Marcel Proust

Sodome et Gomorrhe

France   1922

Genre de texte
roman

Contexte
Cet extrait se situe à la fin du premier chapitre de Sodome et Gomorrhe II, « Les intermittences du cœur ».
Lors d'un second séjour à Balbec, Marcel voit se raviver le souvenir de sa grand-mère. Il se rappelle dans quelles circonstances fut prise la photographie faite par Saint-Loup et découvre que sa grand-mère avait été victime de plusieurs syncopes à ce même hôtel lors de leur premier séjour. Il en est bouleversé.

Texte témoin
Marcel Proust, À la Recherche du temps perdu, Paris, Gallimard, collection «Quarto», 1999, p. 1344.

Édition originale
Marcel Proust, Sodome et Gomorrhe II, Paris, Gallimard, 1922.
Le début de Sodome et Gomorrhe II a paru sous le nom de «Jalousie» dans les Œuvres libres, en novembre 1921.

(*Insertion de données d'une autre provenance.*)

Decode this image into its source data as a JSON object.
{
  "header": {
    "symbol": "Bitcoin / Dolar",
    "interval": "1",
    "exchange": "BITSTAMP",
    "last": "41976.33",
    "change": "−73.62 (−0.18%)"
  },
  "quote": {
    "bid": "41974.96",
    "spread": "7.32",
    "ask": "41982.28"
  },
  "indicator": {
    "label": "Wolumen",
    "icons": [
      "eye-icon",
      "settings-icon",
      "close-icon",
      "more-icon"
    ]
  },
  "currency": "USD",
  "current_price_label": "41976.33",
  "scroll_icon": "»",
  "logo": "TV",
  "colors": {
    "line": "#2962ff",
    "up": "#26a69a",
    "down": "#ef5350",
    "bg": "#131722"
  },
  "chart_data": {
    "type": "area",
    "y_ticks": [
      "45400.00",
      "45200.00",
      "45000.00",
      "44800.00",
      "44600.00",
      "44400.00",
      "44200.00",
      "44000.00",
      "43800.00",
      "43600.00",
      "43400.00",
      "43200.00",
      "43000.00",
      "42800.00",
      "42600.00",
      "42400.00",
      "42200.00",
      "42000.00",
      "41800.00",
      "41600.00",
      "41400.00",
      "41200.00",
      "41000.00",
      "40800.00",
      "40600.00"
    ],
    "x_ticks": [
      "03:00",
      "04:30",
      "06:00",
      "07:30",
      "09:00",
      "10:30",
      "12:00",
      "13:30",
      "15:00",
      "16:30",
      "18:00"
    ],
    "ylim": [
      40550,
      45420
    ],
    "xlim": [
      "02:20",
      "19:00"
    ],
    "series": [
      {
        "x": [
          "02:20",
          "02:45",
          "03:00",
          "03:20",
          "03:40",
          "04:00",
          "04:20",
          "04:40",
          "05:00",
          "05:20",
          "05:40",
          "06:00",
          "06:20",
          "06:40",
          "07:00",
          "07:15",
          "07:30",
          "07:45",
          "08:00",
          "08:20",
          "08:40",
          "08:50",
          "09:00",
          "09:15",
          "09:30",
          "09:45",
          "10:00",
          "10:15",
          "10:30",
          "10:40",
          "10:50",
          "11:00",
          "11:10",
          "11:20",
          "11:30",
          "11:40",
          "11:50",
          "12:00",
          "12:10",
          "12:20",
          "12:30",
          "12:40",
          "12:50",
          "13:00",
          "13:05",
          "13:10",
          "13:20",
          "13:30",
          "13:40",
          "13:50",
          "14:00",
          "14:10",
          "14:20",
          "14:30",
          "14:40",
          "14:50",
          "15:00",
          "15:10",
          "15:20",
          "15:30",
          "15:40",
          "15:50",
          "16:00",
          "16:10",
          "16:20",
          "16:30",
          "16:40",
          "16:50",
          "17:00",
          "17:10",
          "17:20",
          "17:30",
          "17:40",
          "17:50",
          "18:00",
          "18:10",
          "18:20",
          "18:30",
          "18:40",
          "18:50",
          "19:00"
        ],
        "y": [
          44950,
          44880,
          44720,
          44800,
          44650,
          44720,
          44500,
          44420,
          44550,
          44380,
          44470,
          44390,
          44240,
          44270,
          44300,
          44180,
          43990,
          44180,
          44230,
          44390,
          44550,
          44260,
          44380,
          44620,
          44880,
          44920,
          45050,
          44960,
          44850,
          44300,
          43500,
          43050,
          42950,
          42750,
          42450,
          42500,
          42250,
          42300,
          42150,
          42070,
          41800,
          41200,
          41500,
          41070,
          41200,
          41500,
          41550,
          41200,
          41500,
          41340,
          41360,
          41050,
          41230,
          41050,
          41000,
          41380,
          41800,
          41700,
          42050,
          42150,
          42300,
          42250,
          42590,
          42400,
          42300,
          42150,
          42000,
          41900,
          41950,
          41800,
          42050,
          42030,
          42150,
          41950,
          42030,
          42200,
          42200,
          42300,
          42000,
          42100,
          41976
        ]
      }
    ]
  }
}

Marcel rêve de sa grand-mère II

Illusion complète de la vie

Le lendemain j'allai à la demande de maman m'étendre un peu sur le sable, ou plutôt dans les dunes, là où on est caché par leurs replis, et où je savais qu'Albertine et ses amies ne pourraient pas me trouver. Mes paupières, abaissées, ne laissaient passer qu'une seule lumière, toute rose, celle des parois intérieures des yeux. Puis elles se fermèrent tout à fait. Alors ma grand'mère m'apparut assise dans un fauteuil. Si faible, elle avait l'air de vivre moins qu'une autre personne. Pourtant je l'entendais respirer; parfois un signe montrait qu'elle avait compris ce que nous disions, mon père et moi. Mais j'avais beau l'embrasser, je ne pouvais pas arriver à éveiller un regard d'affection dans ses yeux, un peu de couleur sur ses joues. Absente d'elle-même, elle avait l'air de ne pas m'aimer, de ne pas me connaître, peut-être de ne pas me voir. Je ne pouvais deviner le secret de son indifférence, de son abattement, de son mécontentement silencieux. J'entraînai mon père à l'écart. «Tu vois tout de même, lui dis-je, il n'y a pas à dire, elle a saisi exactement chaque chose. C'est l'illusion complète de la vie. Si on pouvait faire venir ton cousin qui prétend que les morts ne vivent pas. Voilà plus d'un an qu'elle est morte et en somme elle vit toujours. Mais pourquoi ne veut-elle pas m'embrasser? — Regarde, sa pauvre tête retombe. — Mais elle voudrait aller aux Champs-Élysées tantôt. — C'est de la folie! — Vraiment, tu crois que cela pourrait lui faire mal, qu'elle pourrait mourir davantage? Il n'est pas possible qu'elle ne m'aime plus. J'aurai beau l'embrasser, est-ce qu'elle ne me sourira plus jamais? — Que veux-tu, les morts sont les morts».